Could you tell us a little about your songwriting process and what fuels your lyrics?

It seems like songs have always come to me in fits and starts, but these days I try to be more intentional with my songwriting. Before, I would just wait for inspiration to strike. Now I’m kind of chasing after it. It’s a bit like gardening. You plant a seed, and you don’t see immediate results. You have to give it a little water, then a little sunlight. Eventually, it will sprout and grow into something beautiful, but it takes time and constant tending to.

People want to know if I write the words or music first. I’m definitely more of a melody person, so a lot of times the music comes first and the words take more time to coax onto the page. I’ve had songs where the music had been completed for a few years before I finally finished the lyrics. Those lyrics generally come from two places- inward reflection, or outward observation. Many times one song is a combination of the two.

Before Map and No Direction you’d already put out a significant body of work of EPs and albums. For those who’ve discovered you through this record where would you recommend someone start with those?

I’d say, start with the newest and work your way back chronologically. It’s an interesting journey of evolution in everything from songwriting, production, and genre all the way back to when I was recording DIY in my bedroom. I hope it’s similar to looking back through pictures of when you were a teenager - some of its slightly awkward but you can appreciate the growth that’s happened.

Map And No Direction contains a Dylan cover Blind Willie McTell. Is he a particular inspiration to you and who else did you grow up listening to who has influenced your songwriting?

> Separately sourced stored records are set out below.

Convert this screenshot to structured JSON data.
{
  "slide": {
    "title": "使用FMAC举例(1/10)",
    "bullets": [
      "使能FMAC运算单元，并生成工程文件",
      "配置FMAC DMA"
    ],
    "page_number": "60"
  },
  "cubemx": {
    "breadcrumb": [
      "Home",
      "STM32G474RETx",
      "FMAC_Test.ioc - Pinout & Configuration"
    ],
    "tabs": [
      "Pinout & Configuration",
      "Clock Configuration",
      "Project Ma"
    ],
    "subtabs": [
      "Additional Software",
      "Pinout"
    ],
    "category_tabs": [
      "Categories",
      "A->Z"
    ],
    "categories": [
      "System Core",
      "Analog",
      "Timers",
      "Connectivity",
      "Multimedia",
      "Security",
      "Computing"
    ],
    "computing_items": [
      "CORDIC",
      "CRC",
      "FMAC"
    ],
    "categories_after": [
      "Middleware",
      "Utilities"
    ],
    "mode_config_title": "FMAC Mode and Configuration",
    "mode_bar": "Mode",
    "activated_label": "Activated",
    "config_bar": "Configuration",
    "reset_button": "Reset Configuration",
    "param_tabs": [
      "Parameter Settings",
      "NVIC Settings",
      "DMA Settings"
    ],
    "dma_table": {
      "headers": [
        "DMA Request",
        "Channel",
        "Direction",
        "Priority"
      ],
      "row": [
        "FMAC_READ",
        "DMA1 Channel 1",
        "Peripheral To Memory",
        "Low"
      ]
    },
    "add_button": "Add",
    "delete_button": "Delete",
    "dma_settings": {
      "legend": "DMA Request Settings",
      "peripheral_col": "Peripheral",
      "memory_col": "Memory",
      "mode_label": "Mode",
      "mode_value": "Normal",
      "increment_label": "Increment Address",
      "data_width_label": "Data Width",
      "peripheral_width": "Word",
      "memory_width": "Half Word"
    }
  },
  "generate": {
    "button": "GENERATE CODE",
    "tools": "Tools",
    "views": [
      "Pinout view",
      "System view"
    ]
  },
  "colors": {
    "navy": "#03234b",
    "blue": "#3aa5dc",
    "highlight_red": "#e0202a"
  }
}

I don’t remember hearing much other than classical and gospel music around the house growing up. Without the ease of things like iTunes or Spotify, I spent a lot of time at my local record store. At 15, I fell in love with the Clash and the Beatles (bringing Combat Rock and Sgt. Pepper tapes home from the record store). Then, it was CSNY,  Zeppelin, and Dylan, but it wasn’t until a little later on that I started listening to those artists in particular. Dylan has been such a force with his expansive career, and that alone is inspiration. I do look up to him as a songwriter, and I’m floored by the way his earlier songs became a voice for social movements in the early 60’s. That’s the power of a song.

Is there a particular meaning behind the title of Map And No Direction?

This one was born out of an internal struggle for me. I found myself in a dark space, trying to climb my way out. It really felt like I was holding a map, but there were no directional markers on it, rendering it useless. What do you do with a map you can’t make sense of? When you feel like you’re on the verge of figuring it out, but you just feel stuck? I quite literally wrote myself out of the darkness with that song.

Brighton label At The Helm have put out Map And No Direction and you’re about to embark on your first UK dates. How does it feel that people thousands of miles away have belief in you to put out your music and put on shows?

It feels unbelievably wonderful. It’s a big source of encouragement, and something that fuels me to keep creating.

Is there anywhere in particular you’re looking forward to playing?

Honestly, Glasgow :) I wish we had more time to explore the places we’ll be at.

Will these songs be solo or will you be bringing your band with you?

I’ll have a 3 piece band. Drums, bass, electric guitar. 

And will you be playing just tracks from Map And No Direction or delving back into previous releases or playing new material?

In addition to tracks from Map And No Direction, we’ll play songs from the two previous releases.

What are your plans for the rest of 2018. Are there plans to return to the UK for headline dates?

I’ll have some solo and band tours over in the US, and will be focusing on writing new material. No set plans for a UK return, but I think it’s likely towards the end of 2018.

Beth Bombara plays Hackney Oslo Americanafest (January 31), Glasgow Broadcast (February 2), Brighton The Prince Albert (4), Manchester Gullivers (6), Nottingham The Maze (7) and London Borderline (11).